Los obispos del Sur acaban de aprobar que se inicie la causa de beatificación de María Isabel González, fundadora de las Doctrinas Rurales, un proyecto de periferias en el siglo XIX. A pesar de las incomprensiones y poco apoyo que recibieron esta y otras mujeres nunca dejaron su empeño
¿Qué hace que una mujer influyente y amable, que vivía en la sobreabundancia, pretendida por muchos, se retirase a aldeas y barrios marginales para, en ellos, dar a conocer a Jesús y enseñar a leer y escribir? Si María Isabel González del Valle, fundadora de las Misioneras de la Doctrinas Rurales, estuviera hoy aquí nos diría que «el Señor», que se le presentó en unos ejercicios espirituales en Madrid en abril de 1920, como narra el sacerdote que los impartió, el padre Castro: «El día tercero o cuarto, después de la meditación de la Magdalena, se me presentó derramando lágrimas. Su alma se había rendido a Cristo y no de una manera ordinaria…».
María Isabel González, cuyo inicio de causa de beatificación acaba de ser aprobado por los Obispos del Sur, lo expresó claramente más tarde. «A mí lo que me pasa es que estoy enamorada del Señor», algo que la impulsaba a ir «con la casina a cuestas, dando a conocer a todos el Padre que tenemos». Así, y tras encontrarse con el padre Tiburcio Arnáiz –beatificado en 2018– se marchó con otras compañeras a un pequeño pueblo de la provincia de Málaga, Sierra de Gibralgalía, para vivir en una choza junto a los más desfavorecidos. Visitaron a sus habitantes, le ofrecieron clases de cultural general, labores y otras actividades de manera gratuita; y al mismo tiempo les instruían en la fe. «En poco tiempo, viéndose dignificadas por su condición de hijos de Dios, se volcaban correspondiendo su amor», se puede leer en la biografía de María Isabel. Esta labor no pasó desapercibida para san Manuel González, entonces obispo de Málaga, que les dio permiso para tener con ellas al Santísimo. Así nacería la primera Doctrina.
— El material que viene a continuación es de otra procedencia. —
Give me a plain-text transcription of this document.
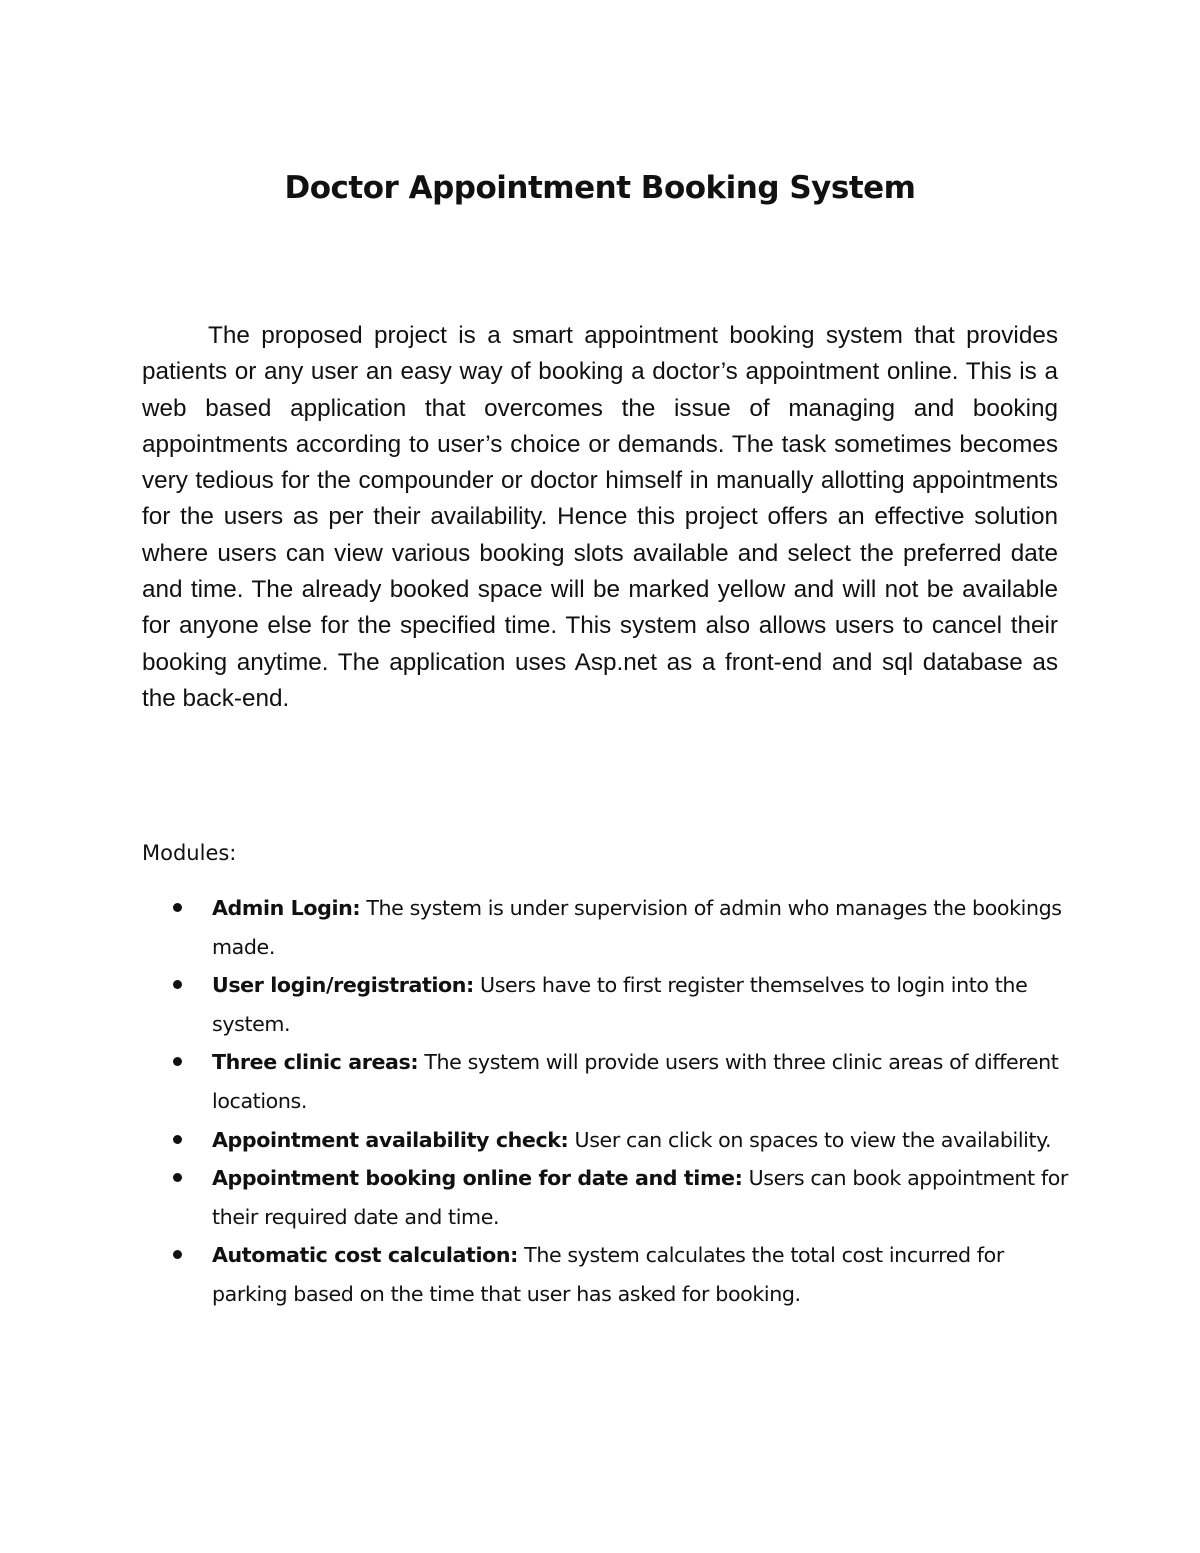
Doctor Appointment Booking System

The proposed project is a smart appointment booking system that provides patients or any user an easy way of booking a doctor’s appointment online. This is a web based application that overcomes the issue of managing and booking appointments according to user’s choice or demands. The task sometimes becomes very tedious for the compounder or doctor himself in manually allotting appointments for the users as per their availability. Hence this project offers an effective solution where users can view various booking slots available and select the preferred date and time. The already booked space will be marked yellow and will not be available for anyone else for the specified time. This system also allows users to cancel their booking anytime. The application uses Asp.net as a front-end and sql database as the back-end.

Modules:

Admin Login: The system is under supervision of admin who manages the bookings made.
User login/registration: Users have to first register themselves to login into the system.
Three clinic areas: The system will provide users with three clinic areas of different locations.
Appointment availability check: User can click on spaces to view the availability.
Appointment booking online for date and time: Users can book appointment for their required date and time.
Automatic cost calculation: The system calculates the total cost incurred for parking based on the time that user has asked for booking.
María Isabel había encontrado su vocación, pero pronto llegarían las pruebas con el fallecimiento del padre Tiburcio Arnáiz y, años después, con el establecimiento de la Segunda República. Y finalmente con la enfermedad que la limitó mucho en los últimos años de su vida que, sin embargo, nunca la detuvo en su deseo de cumplir la voluntad de Dios, como explica el padre Castro: «Al verla en enero de 1937 he de confesar encontrarla muy santa y entregada a la divina voluntad de algún modo no común. Me admiraban su modo de llevar las enfermedades que la han llevado al sepulcro, así como su conformidad y alegría en medio de la pobreza que padecía o la soledad en que se encontraba de parte de los hombres, el poco apoyo que a su obra le hacían. Su obra, singular, creo que ha sido poco comprendida y esto la hacía sufrir pero con alegría y en paz lo veía todo, no desando sino conocer la voluntad de Dios respecto de ella para proceder, bien destruyéndola o bien trabajando en ella».
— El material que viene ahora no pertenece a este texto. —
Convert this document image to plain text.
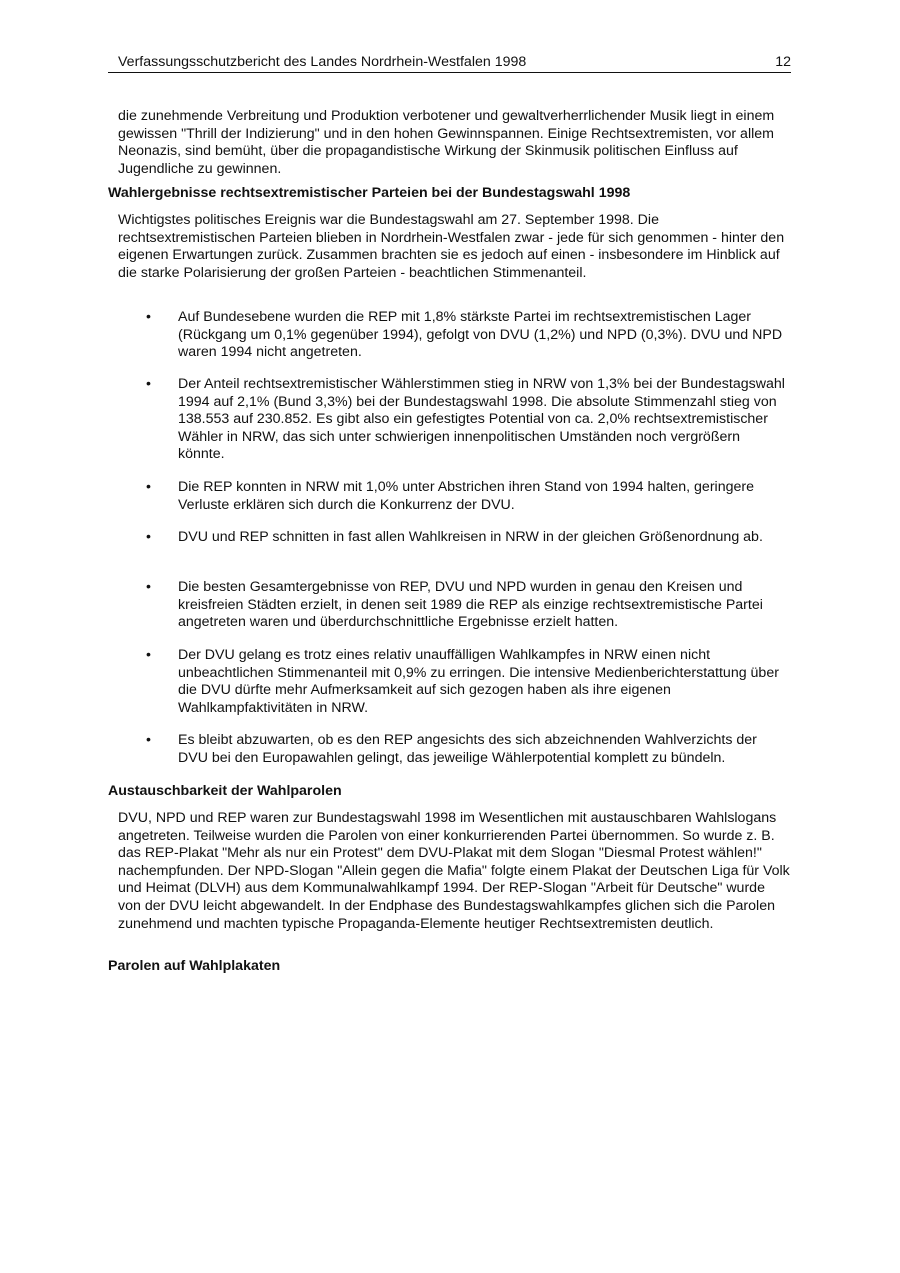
Verfassungsschutzbericht des Landes Nordrhein-Westfalen 1998	12

die zunehmende Verbreitung und Produktion verbotener und gewaltverherrlichender Musik liegt in einem gewissen "Thrill der Indizierung" und in den hohen Gewinnspannen. Einige Rechtsextremisten, vor allem Neonazis, sind bemüht, über die propagandistische Wirkung der Skinmusik politischen Einfluss auf Jugendliche zu gewinnen.

Wahlergebnisse rechtsextremistischer Parteien bei der Bundestagswahl 1998

Wichtigstes politisches Ereignis war die Bundestagswahl am 27. September 1998. Die rechtsextremistischen Parteien blieben in Nordrhein-Westfalen zwar - jede für sich genommen - hinter den eigenen Erwartungen zurück. Zusammen brachten sie es jedoch auf einen - insbesondere im Hinblick auf die starke Polarisierung der großen Parteien - beachtlichen Stimmenanteil.

•	Auf Bundesebene wurden die REP mit 1,8% stärkste Partei im rechtsextremistischen Lager (Rückgang um 0,1% gegenüber 1994), gefolgt von DVU (1,2%) und NPD (0,3%). DVU und NPD waren 1994 nicht angetreten.
•	Der Anteil rechtsextremistischer Wählerstimmen stieg in NRW von 1,3% bei der Bundestagswahl 1994 auf 2,1% (Bund 3,3%) bei der Bundestagswahl 1998. Die absolute Stimmenzahl stieg von 138.553 auf 230.852. Es gibt also ein gefestigtes Potential von ca. 2,0% rechtsextremistischer Wähler in NRW, das sich unter schwierigen innenpolitischen Umständen noch vergrößern könnte.
•	Die REP konnten in NRW mit 1,0% unter Abstrichen ihren Stand von 1994 halten, geringere Verluste erklären sich durch die Konkurrenz der DVU.
•	DVU und REP schnitten in fast allen Wahlkreisen in NRW in der gleichen Größenordnung ab.
•	Die besten Gesamtergebnisse von REP, DVU und NPD wurden in genau den Kreisen und kreisfreien Städten erzielt, in denen seit 1989 die REP als einzige rechtsextremistische Partei angetreten waren und überdurchschnittliche Ergebnisse erzielt hatten.
•	Der DVU gelang es trotz eines relativ unauffälligen Wahlkampfes in NRW einen nicht unbeachtlichen Stimmenanteil mit 0,9% zu erringen. Die intensive Medienberichterstattung über die DVU dürfte mehr Aufmerksamkeit auf sich gezogen haben als ihre eigenen Wahlkampfaktivitäten in NRW.
•	Es bleibt abzuwarten, ob es den REP angesichts des sich abzeichnenden Wahlverzichts der DVU bei den Europawahlen gelingt, das jeweilige Wählerpotential komplett zu bündeln.
Austauschbarkeit der Wahlparolen

DVU, NPD und REP waren zur Bundestagswahl 1998 im Wesentlichen mit austauschbaren Wahlslogans angetreten. Teilweise wurden die Parolen von einer konkurrierenden Partei übernommen. So wurde z. B. das REP-Plakat "Mehr als nur ein Protest" dem DVU-Plakat mit dem Slogan "Diesmal Protest wählen!" nachempfunden. Der NPD-Slogan "Allein gegen die Mafia" folgte einem Plakat der Deutschen Liga für Volk und Heimat (DLVH) aus dem Kommunalwahlkampf 1994. Der REP-Slogan "Arbeit für Deutsche" wurde von der DVU leicht abgewandelt. In der Endphase des Bundestagswahlkampfes glichen sich die Parolen zunehmend und machten typische Propaganda-Elemente heutiger Rechtsextremisten deutlich.

Parolen auf Wahlplakaten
Ella mismo lo reconocía en una carta al padre Segarra: «No puedo figurar siquiera la cantidad de tribulaciones que llueven sobre esta pequeña comunidad. A mí me da el Señor una paz y una alegría en medio de tantas cosas que no me conozco y pienso si será que ya me va a llamar… Pero como le digo, yo veo no solo la mano del Señor, sino que me parece ver hasta la risa con que lo hace y no puedo sufrir, sobre todo viendo la ganancia espiritual que esto nos trae porque si no, estoy cierta de que el Señor no nos lo mandaría».
Murió en Jerez de la Frontera sin posesión alguna como nómada del apostolado. Sus retos descansan hoy en la iglesia de la Sierra de Gibralgalía, donde fundó la primera doctrina y a donde fueron trasladados en 1954.